Data Sets

Each data set consists in four components

a data table whose rows/columns have to be clustered,
a set of possible row labels,
a set of possible columns labels,
a set of parameters describing the generative model employed.

All data sets have been generated from the Latent Block Model with normally distributed entries. They differ in the type of model used:

either a single variance parameter is shared by all entries of the data table,
either each block of the data table has its own variance parameter.

Then, the setups differ with respect to:

table size,
number of classes,
difficulty (conditional Bayes' error).

The following figure shows the original data table, which is unsorted, on the left. The left and top sidebars respectively represent row and column class labels. The table is displayed sorted in the center, using an element of the set of possible row and column labels. The right-hand-side summary represents the block average of the sorted data table, that is, the average of the entries sharing identical row and column assignments.

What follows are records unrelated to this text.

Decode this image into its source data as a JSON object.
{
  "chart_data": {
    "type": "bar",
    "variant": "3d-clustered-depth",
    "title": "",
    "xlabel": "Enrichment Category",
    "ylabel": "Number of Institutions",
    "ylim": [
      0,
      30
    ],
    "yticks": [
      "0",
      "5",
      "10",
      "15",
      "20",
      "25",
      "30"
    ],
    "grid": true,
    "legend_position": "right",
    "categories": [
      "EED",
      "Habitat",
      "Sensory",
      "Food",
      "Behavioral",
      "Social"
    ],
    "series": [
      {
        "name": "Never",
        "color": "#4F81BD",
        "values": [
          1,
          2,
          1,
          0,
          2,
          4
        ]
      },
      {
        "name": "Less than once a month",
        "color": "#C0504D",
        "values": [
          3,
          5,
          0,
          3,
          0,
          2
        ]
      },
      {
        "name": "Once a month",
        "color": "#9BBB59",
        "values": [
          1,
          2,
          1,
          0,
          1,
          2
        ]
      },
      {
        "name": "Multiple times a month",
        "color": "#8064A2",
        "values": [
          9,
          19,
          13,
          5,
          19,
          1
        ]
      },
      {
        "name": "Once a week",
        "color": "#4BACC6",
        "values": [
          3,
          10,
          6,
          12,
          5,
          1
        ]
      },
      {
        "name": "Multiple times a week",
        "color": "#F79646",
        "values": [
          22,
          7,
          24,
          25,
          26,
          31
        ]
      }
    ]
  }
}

Unsorted Table	Sorted Table	Summary Table

As stated in the list above, we provide several (2000) possible row and column labels, sampled from the distribution of labels given the table (see details in paper). These labels do not cover exhaustively the distribution of labels, but enable to estimate expected performances with respect to the distribution of true labels.

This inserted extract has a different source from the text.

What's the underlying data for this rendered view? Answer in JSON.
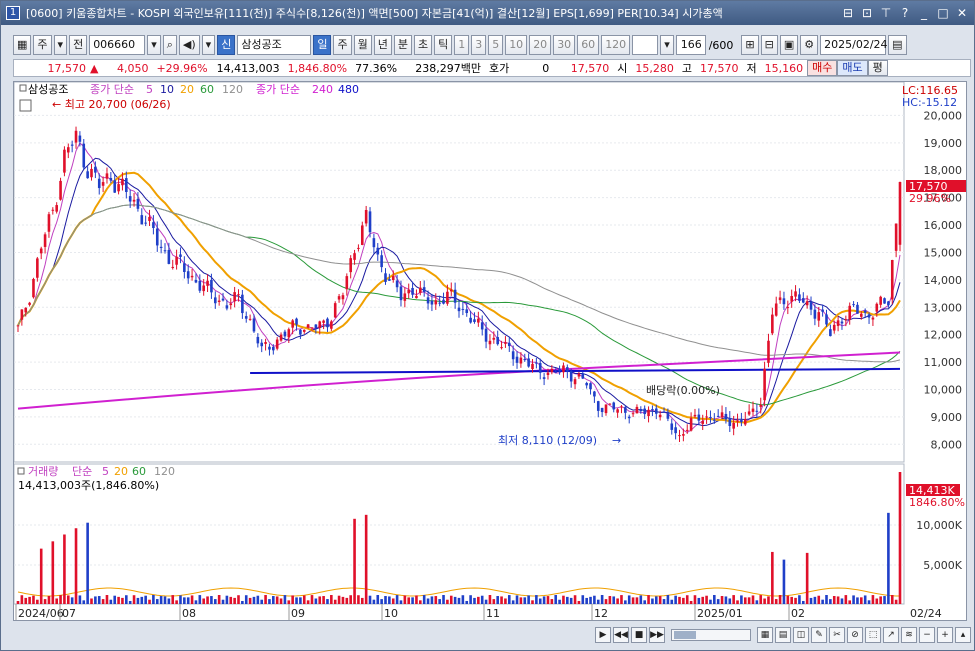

Finally, the parameters that fully specify the generative model employed are provided for information as they may be useful for interpretation purposes.

Data Archives

Each archive .zip corresponds to a type of data sets defined by the error, the size and the number of clusters. It contains 20 folders corresponding to 20 different data sets. Each folder is named by AAA_err_BBB_n_CCC_g_DDD_tab_EEE, where :

AAA states whether the probabilistic generative model is Bernoulli (binary), Poisson (contingency) or Gaussian with equal variances across table entries (var_eq) or Gaussian with different variances across blocks (var_dif);
BBB describes the degree of overlap, as measured by the conditional Bayes risk (see paper): there are three categories (05,12,20) respectively corresponding to true error rates in the following intervals (in %): [4, 6], [11, 13] and [19, 21];
CCC in (50, 100, 200, 500) stands for the table size (that is, the numbers of row/column entries , which are identical);
DDD in (3, 5, 10) stands for the number of classes (that is, the numbers of row/column classes, which are identical);

The folder contains 4 files in ascii format (entries are tab-separated and lines end with line feeds):

data_table.txt lists the entries of the data table: each line stands for a row of the data table;
col_class.txt lists 2000 possible column labels: each line corresponds to a full labeling of the columns of the table;
row_class.txt lists 2000 possible row labels: each line corresponds to a full labeling of the rows of the table;
readme.txt specifies the parameters of the latent block model used to generate the data, together with a precise assessment of the difficulty of the task, according to the total/row/column conditional Bayes' error (see paper).